The exit is missing too. Oxford gestures at lifecycle management. Harvard doesn’t touch it. Neither treats switching an agent off as a governed event with the same rigour as switching one on, which is the entire argument of the framework’s decommission path.
Two of the best AI programmes in the world, and neither teaches how to find your first workflow or when to switch an agent off. The entry and the exit are still practitioner country.
Five more gaps, briefly. Neither course has the two-layer specification (a clean SOP for humans, an exhaustive spec for agents, intentionally divergent). Neither treats human overrides as structured learning data with typing and severity, the way Nurture does. Neither watches for tool substitution, the adoption signal where people quietly do the work in ChatGPT because the built system isn’t meeting their needs. Neither scores key-person risk when prioritising, though staff dependency is often the argument that wins the sponsor. And neither makes stage gates machine-verifiable through required artefacts.
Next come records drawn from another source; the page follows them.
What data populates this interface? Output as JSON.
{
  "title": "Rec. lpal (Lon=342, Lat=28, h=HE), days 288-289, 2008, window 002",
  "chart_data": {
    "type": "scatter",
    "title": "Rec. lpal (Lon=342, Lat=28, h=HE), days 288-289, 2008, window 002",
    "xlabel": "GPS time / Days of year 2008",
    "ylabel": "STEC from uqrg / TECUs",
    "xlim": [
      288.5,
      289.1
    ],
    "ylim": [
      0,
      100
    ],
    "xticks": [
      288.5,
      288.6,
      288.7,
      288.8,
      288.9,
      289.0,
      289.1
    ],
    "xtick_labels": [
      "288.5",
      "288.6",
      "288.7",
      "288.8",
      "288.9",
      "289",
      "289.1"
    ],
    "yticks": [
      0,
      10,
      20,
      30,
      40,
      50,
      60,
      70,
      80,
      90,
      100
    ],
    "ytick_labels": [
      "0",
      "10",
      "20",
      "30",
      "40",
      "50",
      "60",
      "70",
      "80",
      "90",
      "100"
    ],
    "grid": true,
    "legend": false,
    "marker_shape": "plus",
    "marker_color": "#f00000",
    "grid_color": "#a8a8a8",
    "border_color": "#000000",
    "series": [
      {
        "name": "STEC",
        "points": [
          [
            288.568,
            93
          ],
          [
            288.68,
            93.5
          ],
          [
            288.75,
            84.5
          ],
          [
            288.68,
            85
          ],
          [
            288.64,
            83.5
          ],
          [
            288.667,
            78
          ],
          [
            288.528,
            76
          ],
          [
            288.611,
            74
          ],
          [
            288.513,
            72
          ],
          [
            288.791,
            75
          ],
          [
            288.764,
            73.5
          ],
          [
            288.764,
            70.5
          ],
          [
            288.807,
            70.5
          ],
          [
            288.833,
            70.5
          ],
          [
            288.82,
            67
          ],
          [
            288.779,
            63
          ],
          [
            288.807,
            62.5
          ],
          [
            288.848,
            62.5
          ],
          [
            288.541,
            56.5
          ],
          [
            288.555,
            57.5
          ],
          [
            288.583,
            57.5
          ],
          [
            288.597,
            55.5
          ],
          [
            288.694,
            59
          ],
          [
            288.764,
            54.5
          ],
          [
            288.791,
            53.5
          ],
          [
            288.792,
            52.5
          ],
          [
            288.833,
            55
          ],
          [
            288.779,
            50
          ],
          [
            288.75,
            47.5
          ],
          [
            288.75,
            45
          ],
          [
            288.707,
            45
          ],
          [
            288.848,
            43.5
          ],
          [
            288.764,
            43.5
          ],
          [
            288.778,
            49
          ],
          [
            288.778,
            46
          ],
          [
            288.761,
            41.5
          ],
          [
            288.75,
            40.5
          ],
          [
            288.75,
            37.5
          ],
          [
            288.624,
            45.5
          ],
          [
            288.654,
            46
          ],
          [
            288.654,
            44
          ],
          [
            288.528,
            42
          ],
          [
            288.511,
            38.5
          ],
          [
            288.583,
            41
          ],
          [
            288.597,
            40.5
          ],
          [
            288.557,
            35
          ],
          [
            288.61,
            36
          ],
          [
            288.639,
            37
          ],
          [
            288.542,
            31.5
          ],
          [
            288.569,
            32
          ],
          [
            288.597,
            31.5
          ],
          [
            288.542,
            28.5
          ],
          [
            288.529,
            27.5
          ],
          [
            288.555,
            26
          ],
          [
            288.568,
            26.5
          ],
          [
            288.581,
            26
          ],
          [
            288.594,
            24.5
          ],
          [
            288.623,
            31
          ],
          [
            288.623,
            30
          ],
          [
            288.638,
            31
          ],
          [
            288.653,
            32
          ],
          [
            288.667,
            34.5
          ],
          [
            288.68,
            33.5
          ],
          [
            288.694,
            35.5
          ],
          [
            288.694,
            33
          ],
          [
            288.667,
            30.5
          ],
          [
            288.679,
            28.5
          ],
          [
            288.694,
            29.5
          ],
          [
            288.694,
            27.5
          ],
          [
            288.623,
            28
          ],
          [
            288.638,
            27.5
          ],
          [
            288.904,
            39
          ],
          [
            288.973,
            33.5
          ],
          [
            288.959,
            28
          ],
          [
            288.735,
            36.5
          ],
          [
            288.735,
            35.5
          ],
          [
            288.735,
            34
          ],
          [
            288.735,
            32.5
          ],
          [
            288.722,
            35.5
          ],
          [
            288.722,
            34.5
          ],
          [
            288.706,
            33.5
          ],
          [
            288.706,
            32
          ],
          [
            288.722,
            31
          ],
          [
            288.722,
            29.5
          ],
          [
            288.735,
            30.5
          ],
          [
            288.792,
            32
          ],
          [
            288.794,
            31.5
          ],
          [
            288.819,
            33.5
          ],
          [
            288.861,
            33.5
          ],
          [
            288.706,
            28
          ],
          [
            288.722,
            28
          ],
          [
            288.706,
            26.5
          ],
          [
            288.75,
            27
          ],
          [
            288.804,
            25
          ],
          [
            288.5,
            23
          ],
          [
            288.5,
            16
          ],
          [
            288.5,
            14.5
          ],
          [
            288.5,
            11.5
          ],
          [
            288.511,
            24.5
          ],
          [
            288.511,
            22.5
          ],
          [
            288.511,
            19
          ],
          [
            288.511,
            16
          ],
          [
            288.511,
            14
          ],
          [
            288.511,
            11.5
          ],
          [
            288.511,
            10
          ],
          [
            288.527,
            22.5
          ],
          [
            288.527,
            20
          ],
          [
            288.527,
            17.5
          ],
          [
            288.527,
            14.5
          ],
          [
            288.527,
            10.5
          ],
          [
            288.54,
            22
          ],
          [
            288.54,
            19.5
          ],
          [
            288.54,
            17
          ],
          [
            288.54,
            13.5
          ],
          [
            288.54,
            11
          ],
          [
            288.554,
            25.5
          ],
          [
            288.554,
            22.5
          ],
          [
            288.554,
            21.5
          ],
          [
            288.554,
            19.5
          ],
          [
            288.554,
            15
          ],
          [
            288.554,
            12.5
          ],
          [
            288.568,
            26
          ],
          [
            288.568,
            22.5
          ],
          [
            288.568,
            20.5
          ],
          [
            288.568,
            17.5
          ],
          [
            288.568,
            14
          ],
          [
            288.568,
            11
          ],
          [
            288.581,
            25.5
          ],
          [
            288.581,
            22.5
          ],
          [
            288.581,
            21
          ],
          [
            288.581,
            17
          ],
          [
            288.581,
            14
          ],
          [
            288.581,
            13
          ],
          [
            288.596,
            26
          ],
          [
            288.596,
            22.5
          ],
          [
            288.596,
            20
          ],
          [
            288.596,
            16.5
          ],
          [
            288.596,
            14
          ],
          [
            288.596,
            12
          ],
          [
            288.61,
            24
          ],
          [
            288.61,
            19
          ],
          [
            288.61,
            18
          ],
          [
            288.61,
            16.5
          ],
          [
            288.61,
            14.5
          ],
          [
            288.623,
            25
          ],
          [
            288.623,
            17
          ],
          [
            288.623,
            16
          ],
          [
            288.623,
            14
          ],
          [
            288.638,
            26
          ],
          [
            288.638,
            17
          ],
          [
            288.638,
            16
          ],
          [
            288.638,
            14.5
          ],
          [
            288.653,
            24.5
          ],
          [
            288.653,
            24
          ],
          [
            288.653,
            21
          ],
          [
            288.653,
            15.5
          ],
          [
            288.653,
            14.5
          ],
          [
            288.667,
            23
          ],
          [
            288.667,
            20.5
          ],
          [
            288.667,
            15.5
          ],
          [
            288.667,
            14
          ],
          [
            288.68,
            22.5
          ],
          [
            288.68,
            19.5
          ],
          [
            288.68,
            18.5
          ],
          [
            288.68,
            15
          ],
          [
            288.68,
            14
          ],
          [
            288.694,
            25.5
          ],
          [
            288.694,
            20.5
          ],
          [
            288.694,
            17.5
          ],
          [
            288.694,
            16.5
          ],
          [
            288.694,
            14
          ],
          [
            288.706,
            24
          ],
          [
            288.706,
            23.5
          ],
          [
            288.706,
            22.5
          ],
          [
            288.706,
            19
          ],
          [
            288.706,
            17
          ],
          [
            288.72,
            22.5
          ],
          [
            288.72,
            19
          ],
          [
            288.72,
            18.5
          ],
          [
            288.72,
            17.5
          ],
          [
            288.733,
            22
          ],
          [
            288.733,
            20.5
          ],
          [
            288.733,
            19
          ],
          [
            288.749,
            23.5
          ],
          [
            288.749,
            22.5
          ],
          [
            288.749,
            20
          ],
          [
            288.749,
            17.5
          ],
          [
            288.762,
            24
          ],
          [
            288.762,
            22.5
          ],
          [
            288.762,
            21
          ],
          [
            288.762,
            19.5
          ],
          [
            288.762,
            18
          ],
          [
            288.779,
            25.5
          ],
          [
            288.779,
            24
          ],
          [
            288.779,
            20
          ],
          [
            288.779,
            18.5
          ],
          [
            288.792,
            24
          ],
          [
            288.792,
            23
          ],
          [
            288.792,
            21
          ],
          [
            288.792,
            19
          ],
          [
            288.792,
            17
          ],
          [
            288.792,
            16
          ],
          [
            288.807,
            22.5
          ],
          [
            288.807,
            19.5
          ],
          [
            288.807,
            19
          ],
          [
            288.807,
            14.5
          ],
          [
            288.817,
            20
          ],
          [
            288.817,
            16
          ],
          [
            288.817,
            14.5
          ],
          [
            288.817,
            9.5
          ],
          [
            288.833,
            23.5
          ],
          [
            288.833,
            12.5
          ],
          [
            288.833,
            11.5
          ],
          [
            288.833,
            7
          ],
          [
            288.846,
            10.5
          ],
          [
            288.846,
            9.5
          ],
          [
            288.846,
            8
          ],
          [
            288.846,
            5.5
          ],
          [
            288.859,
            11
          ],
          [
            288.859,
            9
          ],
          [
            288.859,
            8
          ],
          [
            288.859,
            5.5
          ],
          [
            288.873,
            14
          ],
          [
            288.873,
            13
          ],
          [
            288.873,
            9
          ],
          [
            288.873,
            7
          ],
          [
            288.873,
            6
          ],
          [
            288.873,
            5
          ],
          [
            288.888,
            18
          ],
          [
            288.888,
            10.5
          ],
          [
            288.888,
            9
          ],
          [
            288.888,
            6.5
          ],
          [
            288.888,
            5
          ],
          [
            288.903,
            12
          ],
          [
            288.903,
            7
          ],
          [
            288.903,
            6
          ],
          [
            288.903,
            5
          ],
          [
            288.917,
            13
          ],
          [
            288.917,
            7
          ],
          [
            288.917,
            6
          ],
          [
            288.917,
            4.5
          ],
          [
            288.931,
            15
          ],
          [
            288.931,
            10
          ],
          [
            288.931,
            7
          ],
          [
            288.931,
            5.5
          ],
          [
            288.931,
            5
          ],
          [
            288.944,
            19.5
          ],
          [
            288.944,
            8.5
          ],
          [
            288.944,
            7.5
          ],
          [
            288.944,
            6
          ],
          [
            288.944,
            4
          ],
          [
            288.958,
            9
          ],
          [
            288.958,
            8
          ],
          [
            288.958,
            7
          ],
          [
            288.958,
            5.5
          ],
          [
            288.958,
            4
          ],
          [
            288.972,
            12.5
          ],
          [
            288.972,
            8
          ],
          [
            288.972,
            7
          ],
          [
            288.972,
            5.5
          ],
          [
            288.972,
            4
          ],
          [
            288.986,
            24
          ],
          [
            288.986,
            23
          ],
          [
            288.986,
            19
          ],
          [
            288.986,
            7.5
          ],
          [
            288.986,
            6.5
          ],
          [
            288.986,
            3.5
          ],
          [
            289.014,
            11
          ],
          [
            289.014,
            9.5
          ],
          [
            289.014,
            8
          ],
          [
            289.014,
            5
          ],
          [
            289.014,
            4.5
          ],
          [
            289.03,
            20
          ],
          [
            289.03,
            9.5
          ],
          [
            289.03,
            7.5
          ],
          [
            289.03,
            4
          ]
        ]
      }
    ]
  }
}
None of this is a criticism of the courses. They teach leaders to reason about AI, and they do it with evidence I could never generate alone: polls across more than a thousand executives, deployment data from global rollouts, faculty who wrote the field’s foundations. But reasoning and Monday morning are different jobs. The gap between them is the practitioner layer, and it’s exactly why I built one.
What I’d tell you if you’re doing the same
Take the courses after you’ve built something, not before. Every case study landed harder because I had two implementations to test it against, and every framework they taught got audited against workflows I actually run. The credential was the least valuable thing I left with.
Be prepared to push back as well as absorb. I still think maturity assessments produce reports rather than next steps. I still think the act-early-versus-wait question is economics rather than courage, and the falling cost curve answers it more honestly than enthusiasm does. Disagreement, written down, is part of the pressure test.
And keep the receipt. Everything this process changed is dated and reasoned in the framework’s version history, next to the things it didn’t change. V6.2 is live now. V7 arrives with the Oxford piece. If your AI adoption methodology can’t name what it learned from eight weeks with better evidence, it isn’t being tested. It’s being defended.
Version log
Published 3 July 2026 · Post-Harvard update. This article documents the V6.2 Harvard integration and previews the Oxford V7 integration. The individual V6.2 changes are also noted on the relevant framework pages and recorded in the public version history.